Studying Abroad – Is it a Risk Worth Taking?

I envision myself strolling through bustling cities, admiring renowned artwork and magnificent architecture, indulging in new cuisine, and writing for She’s Fit to Lead (of course) in Europe’s quintessential cafes. From the mountains of Interlaken to the beaches of Santorini, I dream of experiencing all facets of life abroad. I finally have the opportunity to pursue this wanderlust and study in Europe for a semester, but if I’m being quite honest, I’m not as thrilled as I should be. The fear of my safety during this recent rise in publicized terrorism has consumed me. Although some of my friends claim I’m being melodramatic, I can’t be the only one who finds this unsettling.

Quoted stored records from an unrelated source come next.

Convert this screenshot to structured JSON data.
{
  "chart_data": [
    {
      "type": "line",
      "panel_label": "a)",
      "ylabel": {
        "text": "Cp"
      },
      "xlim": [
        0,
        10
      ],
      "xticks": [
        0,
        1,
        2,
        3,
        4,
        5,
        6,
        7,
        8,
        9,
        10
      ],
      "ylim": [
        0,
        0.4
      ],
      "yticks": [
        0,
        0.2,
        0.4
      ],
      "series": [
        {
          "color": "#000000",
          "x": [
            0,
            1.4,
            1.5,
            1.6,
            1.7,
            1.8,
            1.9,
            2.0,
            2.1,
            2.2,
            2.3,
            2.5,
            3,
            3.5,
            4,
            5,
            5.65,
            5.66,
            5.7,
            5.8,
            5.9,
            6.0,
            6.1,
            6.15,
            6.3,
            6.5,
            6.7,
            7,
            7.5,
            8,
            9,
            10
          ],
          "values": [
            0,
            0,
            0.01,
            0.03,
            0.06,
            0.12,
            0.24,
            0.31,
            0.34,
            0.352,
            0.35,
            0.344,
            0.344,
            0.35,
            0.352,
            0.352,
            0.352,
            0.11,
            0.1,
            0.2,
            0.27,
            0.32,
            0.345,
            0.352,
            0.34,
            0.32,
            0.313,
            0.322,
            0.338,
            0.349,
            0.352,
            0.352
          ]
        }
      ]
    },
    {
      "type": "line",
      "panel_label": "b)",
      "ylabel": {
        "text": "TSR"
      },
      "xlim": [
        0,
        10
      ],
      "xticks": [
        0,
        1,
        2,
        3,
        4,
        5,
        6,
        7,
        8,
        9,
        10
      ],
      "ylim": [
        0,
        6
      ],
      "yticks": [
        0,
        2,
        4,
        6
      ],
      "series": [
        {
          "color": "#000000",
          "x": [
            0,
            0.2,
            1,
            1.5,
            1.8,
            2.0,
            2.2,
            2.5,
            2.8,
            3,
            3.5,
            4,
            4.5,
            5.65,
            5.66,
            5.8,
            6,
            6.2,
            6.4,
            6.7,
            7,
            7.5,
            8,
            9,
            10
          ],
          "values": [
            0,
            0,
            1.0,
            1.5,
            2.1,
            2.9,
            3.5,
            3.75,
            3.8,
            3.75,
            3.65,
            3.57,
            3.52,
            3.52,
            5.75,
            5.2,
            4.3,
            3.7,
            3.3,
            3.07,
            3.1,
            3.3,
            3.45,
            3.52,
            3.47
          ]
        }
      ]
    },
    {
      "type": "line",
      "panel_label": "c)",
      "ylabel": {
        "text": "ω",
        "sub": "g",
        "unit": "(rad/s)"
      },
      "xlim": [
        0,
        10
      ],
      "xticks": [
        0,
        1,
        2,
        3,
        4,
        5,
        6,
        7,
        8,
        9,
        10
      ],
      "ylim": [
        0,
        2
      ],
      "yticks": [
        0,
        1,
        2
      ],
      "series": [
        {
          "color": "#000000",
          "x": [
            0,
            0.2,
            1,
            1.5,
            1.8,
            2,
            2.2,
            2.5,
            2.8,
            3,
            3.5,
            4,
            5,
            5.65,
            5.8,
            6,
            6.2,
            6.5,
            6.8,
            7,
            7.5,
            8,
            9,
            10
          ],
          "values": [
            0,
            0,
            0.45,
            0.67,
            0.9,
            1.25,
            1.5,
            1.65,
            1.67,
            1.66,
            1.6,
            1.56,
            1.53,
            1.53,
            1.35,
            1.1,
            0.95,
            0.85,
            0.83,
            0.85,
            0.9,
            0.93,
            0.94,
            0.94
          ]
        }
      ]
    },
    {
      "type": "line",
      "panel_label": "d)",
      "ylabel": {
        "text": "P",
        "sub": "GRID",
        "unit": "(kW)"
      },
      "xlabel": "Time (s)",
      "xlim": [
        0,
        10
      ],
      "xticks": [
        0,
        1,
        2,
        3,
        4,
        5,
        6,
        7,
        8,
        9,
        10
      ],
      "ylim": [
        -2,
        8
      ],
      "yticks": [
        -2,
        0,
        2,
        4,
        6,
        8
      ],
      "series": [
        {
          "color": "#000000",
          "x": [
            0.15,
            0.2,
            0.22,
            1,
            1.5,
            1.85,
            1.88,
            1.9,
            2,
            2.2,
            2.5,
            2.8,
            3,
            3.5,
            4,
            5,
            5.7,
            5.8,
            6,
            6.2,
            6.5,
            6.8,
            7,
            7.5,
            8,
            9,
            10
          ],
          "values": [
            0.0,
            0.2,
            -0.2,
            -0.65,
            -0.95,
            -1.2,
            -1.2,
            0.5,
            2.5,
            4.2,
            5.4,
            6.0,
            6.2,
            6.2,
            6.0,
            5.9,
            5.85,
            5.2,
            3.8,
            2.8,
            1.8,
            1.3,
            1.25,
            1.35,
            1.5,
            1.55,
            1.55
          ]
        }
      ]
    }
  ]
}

I found myself reading Wendy Perrin’s “7 Keys to Traveling Without Fear Despite Terrorist Attacks.” Perrin, an award-winning travel reporter and keynote speaker, presents a realistic perspective on the topic and reassures readers that this fear is disproportionate to the risk of being an attack victim. Perrin offers several statistics demonstrating just how diminutive the probability is. “Your risk of being killed in a car crash (1 in 19,000), drowning in your bathtub (1 in 800,000), or being struck by lightning (1 in 5.5 million) far exceed your risk of dying from terrorism (1 in 20 million).” The U.S. State Department also reports that the number of U.S. citizens killed by terrorism overseas during the period of 2001-2013 was 350 compared to 3,030 killed in the U.S. by terrorism. Furthermore, the leading cause of death for American travelers overseas is, actually, motor vehicle accidents.

Perrin recognizes that we sense less fear with risks we have some control over, such as driving or winter sports. This was a pivotal realization for me. My daily life involves various risks, yet these risks are not broadcasted to the extent of terrorism and do not provoke the same fear. So, why should I allow these attacks to have such a significant impact on me?

Mass media certainly doesn’t help to eradicate this fear and some may voice that it is making matters worse for apprehensive students. Terrorist groups thrive off of the internet and news. So, why do we continue to fuel what keeps these organizations alive? Realistically, the media isn’t going anywhere nor will it abstain from covering impactful news stories to spare individual feelings. Despite my occasional bitterness towards this rise in publicized terrorism, I do encourage people to stay informed with regards to the outside world, particularly when determining where to travel. Nonetheless, it is important to recognize that even with technological progression and increased news coverage, the probability of falling victim to an attack still remains exceptionally low.

To all students contemplating an abroad experience, we need to take advantage of the programs our schools provide for us and consider the fundamental purpose: immersing ourselves into new cultures and in turn acquiring valuable skills for our future endeavors.

President Obama’s remarks following the 2015 Paris Attacks dispense the words of reassurance we all need to hear. “We cannot and will not succumb to fear, nor can we allow fear to divide us, for that’s how terrorists win,” he stated. “We cannot give them the victory of changing how we go about living our lives.” Preach.

We cannot allow terrorism to restrict us from such an enlightening and life-changing experience. We should be relishing our time abroad, not living in fear. Helen Keller said it best, “your life is a grand adventure or it is nothing.”